I have used all the tools in my arsenal; substitution: no viable substitution comes in mind here. I have tried factoring the quadratic but that doesn't help. I have tried to multiply-divide the denominator by $x^2$ and then substitute $x={1\over t}$ but no help. I'm actually stuck right now. Please give me a hint to solve this one. All help appreciated!

@Frank gave it a shot as well...

$$\int {x\,\mathrm{d}x\over{(-1)^{3/2}(x^2-7x+10)^{3/2}}}.$$

$$\int {x\,\mathrm{d}x\over{(i)^3(x^2-7x+10)^{3/2}}}.$$ ($i$ is the imaginary unit)

Clearly we don't get any imaginary term in the answer and there are probably no chances that we'll cancel the imaginary number. That's why I did not look forward to this method. Will go ahead and try the Euler substitution...

Edit: This question is solved but I'm still looking for a better, more faster alternative as Euler's substitution can sometimes invite a bunch of calculations.

Answer 1

Thanks @DrSonnhardGraubner for giving me the right article for the problem. I didn't know about this one.

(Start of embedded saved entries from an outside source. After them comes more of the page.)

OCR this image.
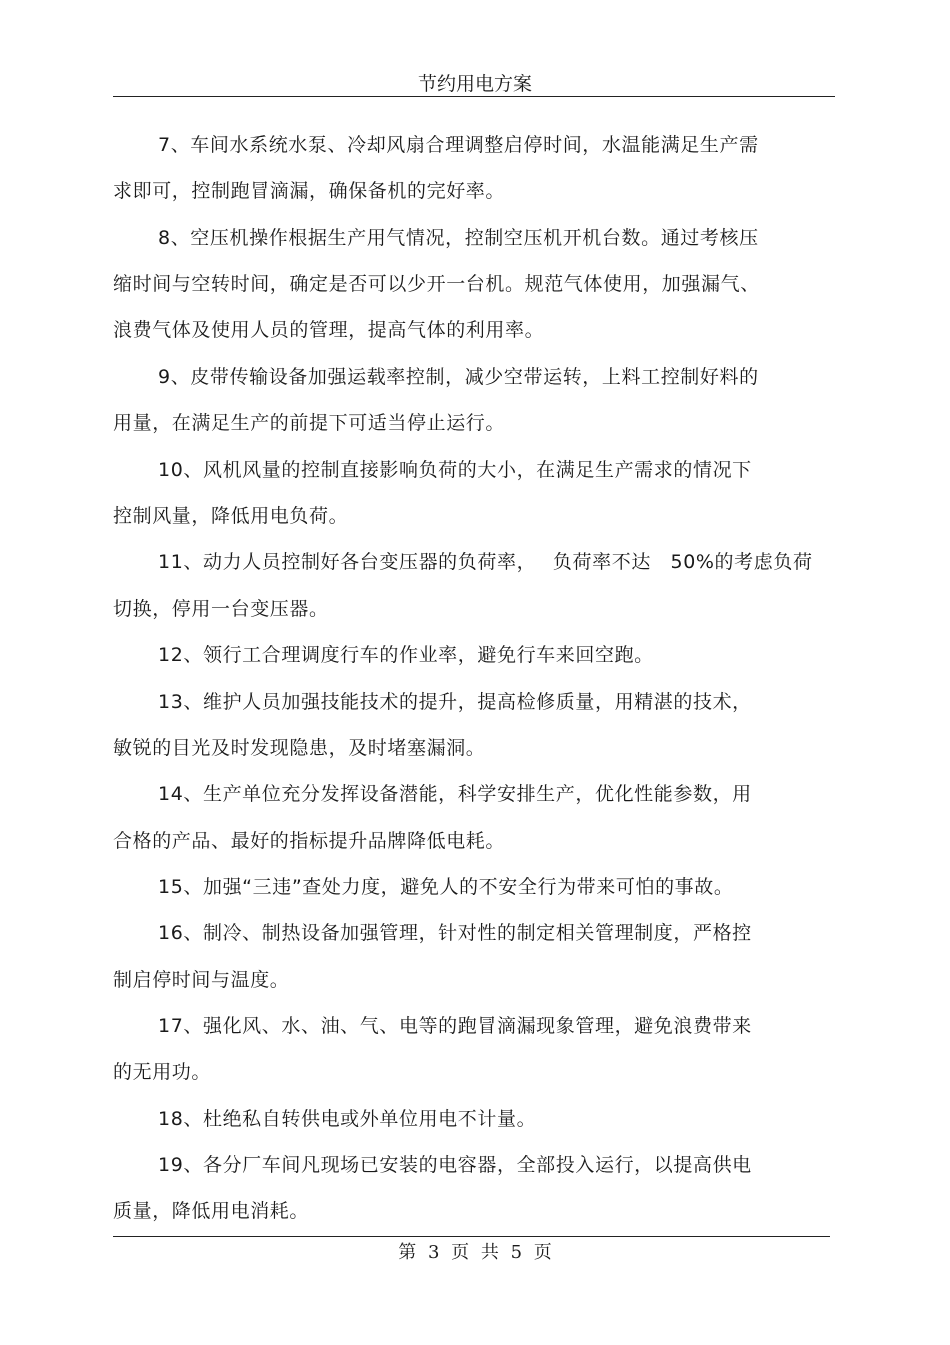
节约用电方案
7、车间水系统水泵、冷却风扇合理调整启停时间，水温能满足生产需
求即可，控制跑冒滴漏，确保备机的完好率。
8、空压机操作根据生产用气情况，控制空压机开机台数。通过考核压
缩时间与空转时间，确定是否可以少开一台机。规范气体使用，加强漏气、
浪费气体及使用人员的管理，提高气体的利用率。
9、皮带传输设备加强运载率控制，减少空带运转，上料工控制好料的
用量，在满足生产的前提下可适当停止运行。
10、风机风量的控制直接影响负荷的大小，在满足生产需求的情况下
控制风量，降低用电负荷。
11、动力人员控制好各台变压器的负荷率，　 负荷率不达　50%的考虑负荷
切换，停用一台变压器。
12、领行工合理调度行车的作业率，避免行车来回空跑。
13、维护人员加强技能技术的提升，提高检修质量，用精湛的技术，
敏锐的目光及时发现隐患，及时堵塞漏洞。
14、生产单位充分发挥设备潜能，科学安排生产，优化性能参数，用
合格的产品、最好的指标提升品牌降低电耗。
15、加强“三违”查处力度，避免人的不安全行为带来可怕的事故。
16、制冷、制热设备加强管理，针对性的制定相关管理制度，严格控
制启停时间与温度。
17、强化风、水、油、气、电等的跑冒滴漏现象管理，避免浪费带来
的无用功。
18、杜绝私自转供电或外单位用电不计量。
19、各分厂车间凡现场已安装的电容器，全部投入运行，以提高供电
质量，降低用电消耗。
第 3 页 共 5 页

We are going to use the third substitution of Euler here, wherein we assume that

$$\sqrt{7x-10-x^2} = (5-x)t$$ (consider factorization)

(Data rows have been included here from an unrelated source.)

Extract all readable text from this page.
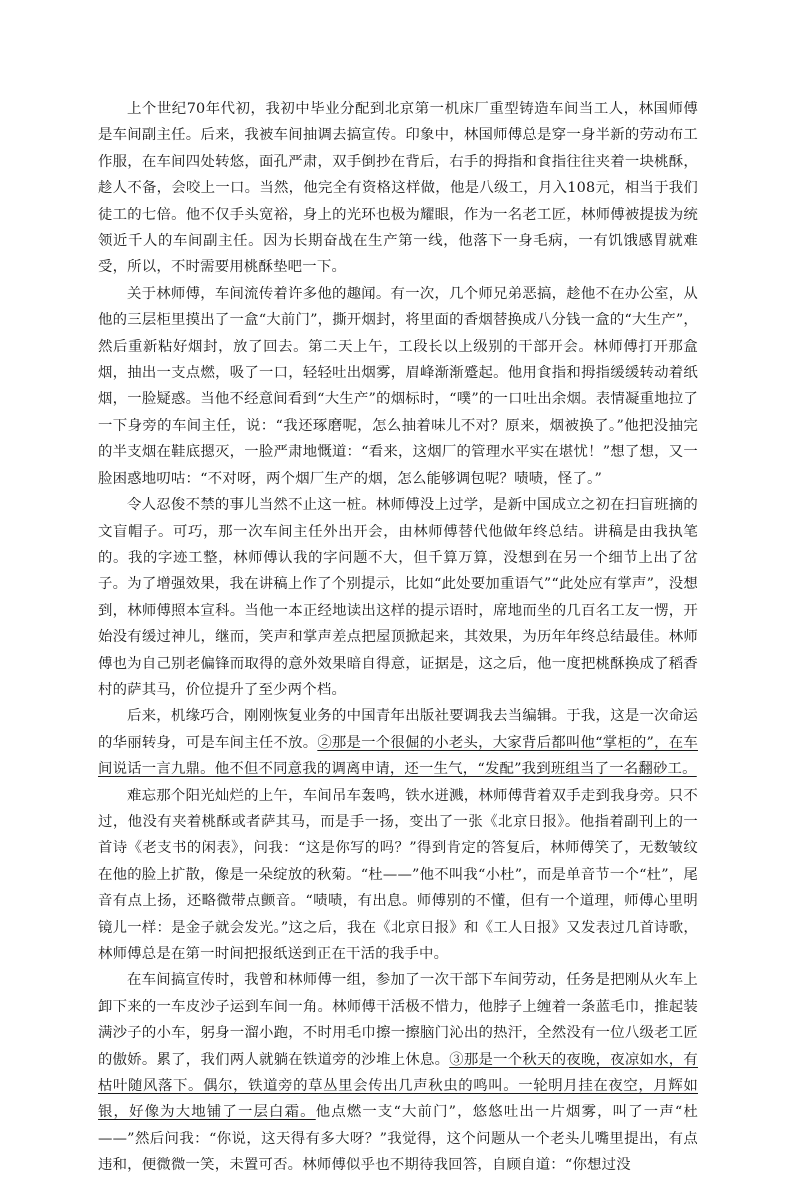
上个世纪70年代初，我初中毕业分配到北京第一机床厂重型铸造车间当工人，林国师傅是车间副主任。后来，我被车间抽调去搞宣传。印象中，林国师傅总是穿一身半新的劳动布工作服，在车间四处转悠，面孔严肃，双手倒抄在背后，右手的拇指和食指往往夹着一块桃酥，趁人不备，会咬上一口。当然，他完全有资格这样做，他是八级工，月入108元，相当于我们徒工的七倍。他不仅手头宽裕，身上的光环也极为耀眼，作为一名老工匠，林师傅被提拔为统领近千人的车间副主任。因为长期奋战在生产第一线，他落下一身毛病，一有饥饿感胃就难受，所以，不时需要用桃酥垫吧一下。

关于林师傅，车间流传着许多他的趣闻。有一次，几个师兄弟恶搞，趁他不在办公室，从他的三层柜里摸出了一盒“大前门”，撕开烟封，将里面的香烟替换成八分钱一盒的“大生产”，然后重新粘好烟封，放了回去。第二天上午，工段长以上级别的干部开会。林师傅打开那盒烟，抽出一支点燃，吸了一口，轻轻吐出烟雾，眉峰渐渐蹙起。他用食指和拇指缓缓转动着纸烟，一脸疑惑。当他不经意间看到“大生产”的烟标时，“噗”的一口吐出余烟。表情凝重地拉了一下身旁的车间主任，说：“我还琢磨呢，怎么抽着味儿不对？原来，烟被换了。”他把没抽完的半支烟在鞋底摁灭，一脸严肃地慨道：“看来，这烟厂的管理水平实在堪忧！”想了想，又一脸困惑地叨咕：“不对呀，两个烟厂生产的烟，怎么能够调包呢？啧啧，怪了。”

令人忍俊不禁的事儿当然不止这一桩。林师傅没上过学，是新中国成立之初在扫盲班摘的文盲帽子。可巧，那一次车间主任外出开会，由林师傅替代他做年终总结。讲稿是由我执笔的。我的字迹工整，林师傅认我的字问题不大，但千算万算，没想到在另一个细节上出了岔子。为了增强效果，我在讲稿上作了个别提示，比如“此处要加重语气”“此处应有掌声”，没想到，林师傅照本宣科。当他一本正经地读出这样的提示语时，席地而坐的几百名工友一愣，开始没有缓过神儿，继而，笑声和掌声差点把屋顶掀起来，其效果，为历年年终总结最佳。林师傅也为自己别老偏锋而取得的意外效果暗自得意，证据是，这之后，他一度把桃酥换成了稻香村的萨其马，价位提升了至少两个档。

后来，机缘巧合，刚刚恢复业务的中国青年出版社要调我去当编辑。于我，这是一次命运的华丽转身，可是车间主任不放。②那是一个很倔的小老头，大家背后都叫他“掌柜的”，在车间说话一言九鼎。他不但不同意我的调离申请，还一生气，“发配”我到班组当了一名翻砂工。

难忘那个阳光灿烂的上午，车间吊车轰鸣，铁水迸溅，林师傅背着双手走到我身旁。只不过，他没有夹着桃酥或者萨其马，而是手一扬，变出了一张《北京日报》。他指着副刊上的一首诗《老支书的闲表》，问我：“这是你写的吗？”得到肯定的答复后，林师傅笑了，无数皱纹在他的脸上扩散，像是一朵绽放的秋菊。“杜——”他不叫我“小杜”，而是单音节一个“杜”，尾音有点上扬，还略微带点颤音。“啧啧，有出息。师傅别的不懂，但有一个道理，师傅心里明镜儿一样：是金子就会发光。”这之后，我在《北京日报》和《工人日报》又发表过几首诗歌，林师傅总是在第一时间把报纸送到正在干活的我手中。

在车间搞宣传时，我曾和林师傅一组，参加了一次干部下车间劳动，任务是把刚从火车上卸下来的一车皮沙子运到车间一角。林师傅干活极不惜力，他脖子上缠着一条蓝毛巾，推起装满沙子的小车，躬身一溜小跑，不时用毛巾擦一擦脑门沁出的热汗，全然没有一位八级老工匠的傲娇。累了，我们两人就躺在铁道旁的沙堆上休息。③那是一个秋天的夜晚，夜凉如水，有枯叶随风落下。偶尔，铁道旁的草丛里会传出几声秋虫的鸣叫。一轮明月挂在夜空，月辉如银，好像为大地铺了一层白霜。他点燃一支“大前门”，悠悠吐出一片烟雾，叫了一声“杜——”然后问我：“你说，这天得有多大呀？”我觉得，这个问题从一个老头儿嘴里提出，有点违和，便微微一笑，未置可否。林师傅似乎也不期待我回答，自顾自道：“你想过没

$$t = \sqrt{(x-2)\over(5-x)}$$

partially differentiate to get an expression of $\mathrm{d}x$ in terms of $\mathrm{d}t$

$$\mathrm{d}x = \frac{6t \mathrm{d}t}{(t^2+1)^2}$$

Now substitute $x$ with a function of $t$ according to the above equation and get the answer as given above in the comment by @John Chessant $$-\frac{2}{9}\cdot\frac{20-7x}{\sqrt{(2-x)(5-x)}}+C$$

Any alternates are welcome!

Answer 2

By a linear transformation of the variable, you can turn to the simpler form

$$\int\frac{ax+b}{(1-x^2)^{3/2}}dx.$$

The integral of

$$\int\frac{x}{(1-x^2)^{3/2}}dx$$ is immediate, and we can focus on the other.

Using $x=\sin\theta$,

$$\int\frac1{(1-x^2)^{3/2}}dx=\int\frac{\cos\theta}{\cos^3\theta}d\theta=\tan\theta=\frac x{\sqrt{1-x^2}}$$ and you are done.

---

After seeing the shape of these expression, we can observe the useful rule

$$\left(\frac{ax+b}{\sqrt{1-x^2}}\right)'=\frac{bx+a}{(1-x^2)^{3/2}}.$$